Richard Martin has been appointed Managing Director of In-Night Division.

Richard joined Business Direct in April 2007 as General Manager / Director of the In-Night Division. Immediately prior to this, Richard was at Parcelnet, the UK’s largest national courier home delivery specialist, from October 2003 as General Manager; at Exel Logistics, from April 2002 to October 2003 as Commercial Manager; and at Christian Salvesen, from May 1994 to April 2002, latterly as Network Transport Director.

Richard Hunt CBE has been appointed as Senior Non-executive Director.
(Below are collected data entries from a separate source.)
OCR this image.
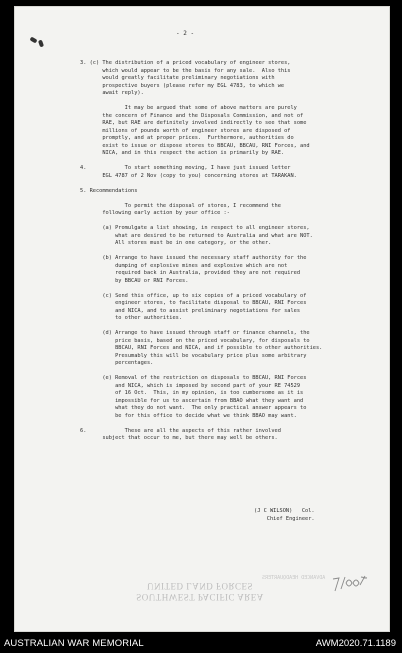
- 2 -
3. (c) The distribution of a priced vocabulary of engineer stores,
which would appear to be the basis for any sale.  Also this
would greatly facilitate preliminary negotiations with
prospective buyers (please refer my EGL 4783, to which we
await reply).
It may be argued that some of above matters are purely
the concern of Finance and the Disposals Commission, and not of
RAE, but RAE are definitely involved indirectly to see that some
millions of pounds worth of engineer stores are disposed of
promptly, and at proper prices.  Furthermore, authorities do
exist to issue or dispose stores to BBCAU, BBCAU, RNI Forces, and
NICA, and in this respect the action is primarily by RAE.
4.            To start something moving, I have just issued letter
EGL 4787 of 2 Nov (copy to you) concerning stores at TARAKAN.
5. Recommendations
To permit the disposal of stores, I recommend the
following early action by your office :-
(a) Promulgate a list showing, in respect to all engineer stores,
what are desired to be returned to Australia and what are NOT.
All stores must be in one category, or the other.
(b) Arrange to have issued the necessary staff authority for the
dumping of explosive mines and explosive which are not
required back in Australia, provided they are not required
by BBCAU or RNI Forces.
(c) Send this office, up to six copies of a priced vocabulary of
engineer stores, to facilitate disposal to BBCAU, RNI Forces
and NICA, and to assist preliminary negotiations for sales
to other authorities.
(d) Arrange to have issued through staff or finance channels, the
price basis, based on the priced vocabulary, for disposals to
BBCAU, RNI Forces and NICA, and if possible to other authorities.
Presumably this will be vocabulary price plus some arbitrary
percentages.
(e) Removal of the restriction on disposals to BBCAU, RNI Forces
and NICA, which is imposed by second part of your RE 74529
of 16 Oct.  This, in my opinion, is too cumbersome as it is
impossible for us to ascertain from BBAO what they want and
what they do not want.  The only practical answer appears to
be for this office to decide what we think BBAO may want.
6.            These are all the aspects of this rather involved
subject that occur to me, but there may well be others.
(J C WILSON)   Col.
Chief Engineer.
SOUTHWEST PACIFIC AREA
UNITED LAND FORCES
ADVANCED HEADQUARTERS
AUSTRALIAN WAR MEMORIAL	AWM2020.71.1189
Richard has wide experience in the logistics industry. He was at The Go-Ahead Group from April 2002 to October 2005 as Chief Executive of its Aviation Division and Aviance Limited; at NFC, then the largest UK transport and logistics business, from April 1995 to December 1999 as Executive Director Operations – UK and Ireland and Chief Executive – Exel Logistics Europe; and at Brown & Tawse from March 1993 to April 1995 as Logistics Director, on the main Board of this fully listed company.

Composition of the Board:

Following Richard Martin’s and Richard Hunt’s appointments, Business Direct’s Board comprises eight Directors: five executive Directors – Paul Carvell (CEO), Martin Wright (CFO), Tim Houstoun, Richard Martin and Martyn Wilson – and three independent non-executive Directors – Russell Hodgson (Chairman), Richard Hunt and Graham Norfolk.